I tried to get up when the kids came home from school, but pain and exhaustion drove me back to bed. By now I was panic stricken about all I had to do. I was falling behind with work. The laundry was out of control. I hadn’t done my invoicing. I hadn’t even showered.

But I had no choice. I couldn’t move. My ex took the kids for dinner and I slept again till morning.

The following day my migraine was worse and I knew I couldn’t function. I couldn’t write, or do housework, or even prepare my kids a meal. I was defeated.

“I’m sorry,” I told the kids. “I can’t help you today. You have to look after yourselves.”

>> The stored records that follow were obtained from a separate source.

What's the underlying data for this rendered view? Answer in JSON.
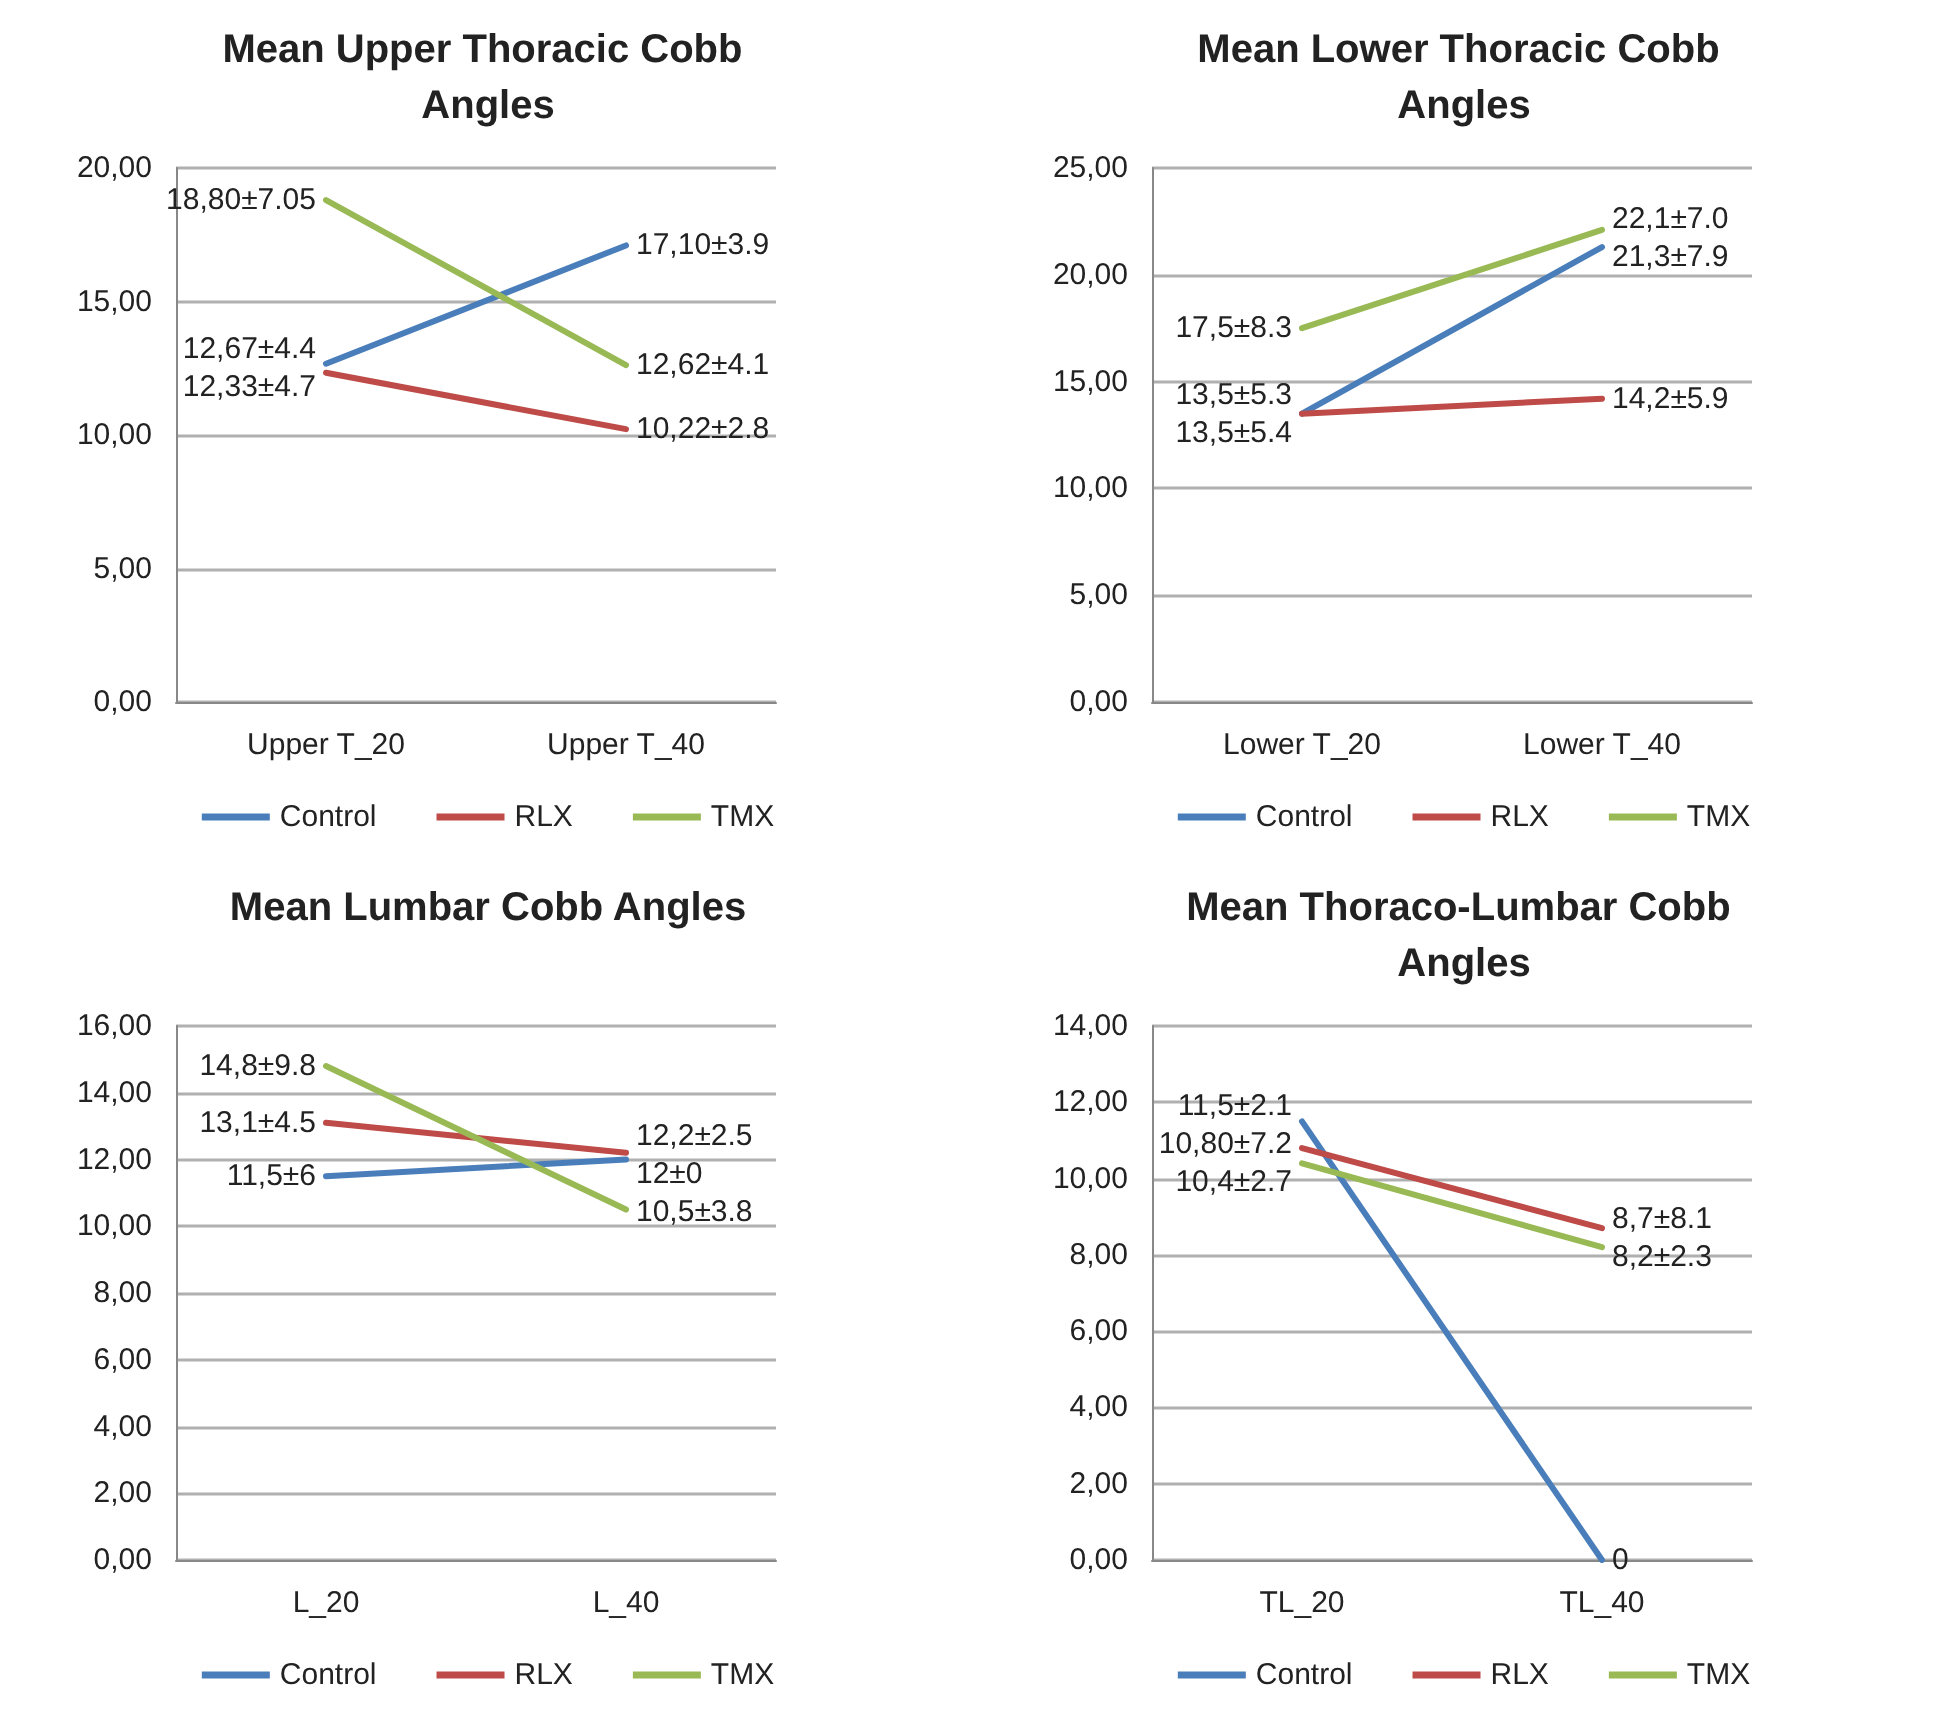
{
  "chart_data": [
    {
      "type": "line",
      "title": "Mean Upper Thoracic Cobb Angles",
      "categories": [
        "Upper T_20",
        "Upper T_40"
      ],
      "ylim": [
        0,
        20
      ],
      "yticks": [
        {
          "value": 0,
          "label": "0,00"
        },
        {
          "value": 5,
          "label": "5,00"
        },
        {
          "value": 10,
          "label": "10,00"
        },
        {
          "value": 15,
          "label": "15,00"
        },
        {
          "value": 20,
          "label": "20,00"
        }
      ],
      "grid": "y",
      "legend": "bottom",
      "marker": "none",
      "series": [
        {
          "name": "Control",
          "color": "#4a7ebb",
          "values": [
            12.67,
            17.1
          ],
          "value_labels": [
            "12,67±4.4",
            "17,10±3.9"
          ]
        },
        {
          "name": "RLX",
          "color": "#be4b48",
          "values": [
            12.33,
            10.22
          ],
          "value_labels": [
            "12,33±4.7",
            "10,22±2.8"
          ]
        },
        {
          "name": "TMX",
          "color": "#98b954",
          "values": [
            18.8,
            12.62
          ],
          "value_labels": [
            "18,80±7.05",
            "12,62±4.1"
          ]
        }
      ]
    },
    {
      "type": "line",
      "title": "Mean Lower Thoracic Cobb Angles",
      "categories": [
        "Lower T_20",
        "Lower T_40"
      ],
      "ylim": [
        0,
        25
      ],
      "yticks": [
        {
          "value": 0,
          "label": "0,00"
        },
        {
          "value": 5,
          "label": "5,00"
        },
        {
          "value": 10,
          "label": "10,00"
        },
        {
          "value": 15,
          "label": "15,00"
        },
        {
          "value": 20,
          "label": "20,00"
        },
        {
          "value": 25,
          "label": "25,00"
        }
      ],
      "grid": "y",
      "legend": "bottom",
      "marker": "none",
      "series": [
        {
          "name": "Control",
          "color": "#4a7ebb",
          "values": [
            13.5,
            21.3
          ],
          "value_labels": [
            "13,5±5.3",
            "21,3±7.9"
          ]
        },
        {
          "name": "RLX",
          "color": "#be4b48",
          "values": [
            13.5,
            14.2
          ],
          "value_labels": [
            "13,5±5.4",
            "14,2±5.9"
          ]
        },
        {
          "name": "TMX",
          "color": "#98b954",
          "values": [
            17.5,
            22.1
          ],
          "value_labels": [
            "17,5±8.3",
            "22,1±7.0"
          ]
        }
      ]
    },
    {
      "type": "line",
      "title": "Mean Lumbar Cobb Angles",
      "categories": [
        "L_20",
        "L_40"
      ],
      "ylim": [
        0,
        16
      ],
      "yticks": [
        {
          "value": 0,
          "label": "0,00"
        },
        {
          "value": 2,
          "label": "2,00"
        },
        {
          "value": 4,
          "label": "4,00"
        },
        {
          "value": 6,
          "label": "6,00"
        },
        {
          "value": 8,
          "label": "8,00"
        },
        {
          "value": 10,
          "label": "10,00"
        },
        {
          "value": 12,
          "label": "12,00"
        },
        {
          "value": 14,
          "label": "14,00"
        },
        {
          "value": 16,
          "label": "16,00"
        }
      ],
      "grid": "y",
      "legend": "bottom",
      "marker": "none",
      "series": [
        {
          "name": "Control",
          "color": "#4a7ebb",
          "values": [
            11.5,
            12
          ],
          "value_labels": [
            "11,5±6",
            "12±0"
          ]
        },
        {
          "name": "RLX",
          "color": "#be4b48",
          "values": [
            13.1,
            12.2
          ],
          "value_labels": [
            "13,1±4.5",
            "12,2±2.5"
          ]
        },
        {
          "name": "TMX",
          "color": "#98b954",
          "values": [
            14.8,
            10.5
          ],
          "value_labels": [
            "14,8±9.8",
            "10,5±3.8"
          ]
        }
      ]
    },
    {
      "type": "line",
      "title": "Mean Thoraco-Lumbar Cobb Angles",
      "categories": [
        "TL_20",
        "TL_40"
      ],
      "ylim": [
        0,
        14
      ],
      "yticks": [
        {
          "value": 0,
          "label": "0,00"
        },
        {
          "value": 2,
          "label": "2,00"
        },
        {
          "value": 4,
          "label": "4,00"
        },
        {
          "value": 6,
          "label": "6,00"
        },
        {
          "value": 8,
          "label": "8,00"
        },
        {
          "value": 10,
          "label": "10,00"
        },
        {
          "value": 12,
          "label": "12,00"
        },
        {
          "value": 14,
          "label": "14,00"
        }
      ],
      "grid": "y",
      "legend": "bottom",
      "marker": "none",
      "series": [
        {
          "name": "Control",
          "color": "#4a7ebb",
          "values": [
            11.5,
            0
          ],
          "value_labels": [
            "11,5±2.1",
            "0"
          ]
        },
        {
          "name": "RLX",
          "color": "#be4b48",
          "values": [
            10.8,
            8.7
          ],
          "value_labels": [
            "10,80±7.2",
            "8,7±8.1"
          ]
        },
        {
          "name": "TMX",
          "color": "#98b954",
          "values": [
            10.4,
            8.2
          ],
          "value_labels": [
            "10,4±2.7",
            "8,2±2.3"
          ]
        }
      ]
    }
  ]
}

They did. They rallied. And whilst they sorted themselves out in the kitchen, I sank back into my pillows. And for the first time in – I don’t know, weeks? months? years? – I truly surrendered. I surrendered because I had no choice. There was nothing I could do but sleep and take pills and sleep again. The house and work and kids would have to wait. I was completely free of care. My only focus was to get through the migraine.

And I did. By late afternoon, the fog had cleared. I was out of my migraine coma.

I joined my kids, suddenly elated simply to be out of pain. The stress that had weighed me down had lifted. I felt light, unburdened, and fresh. I felt better than I had in weeks.

Now, just to be clear, I don’t think my migraine was a blessing. I would greatly have preferred not to have gone through two days of agony.

But there was something very cathartic about the entire experience. It was as though all my stress, tension and anxiety was channelled into one fiery brain explosion, and once it burned out, I was renewed.

Still, I don’t want that kind of renewal again. I am striving to pace myself and stay more relaxed so that I can avoid another two day outage.

Forty hours in bed with a fistful of painkillers led to a new beginning. But a few hours with a book and a nice cup of tea would be a whole lot easier to take.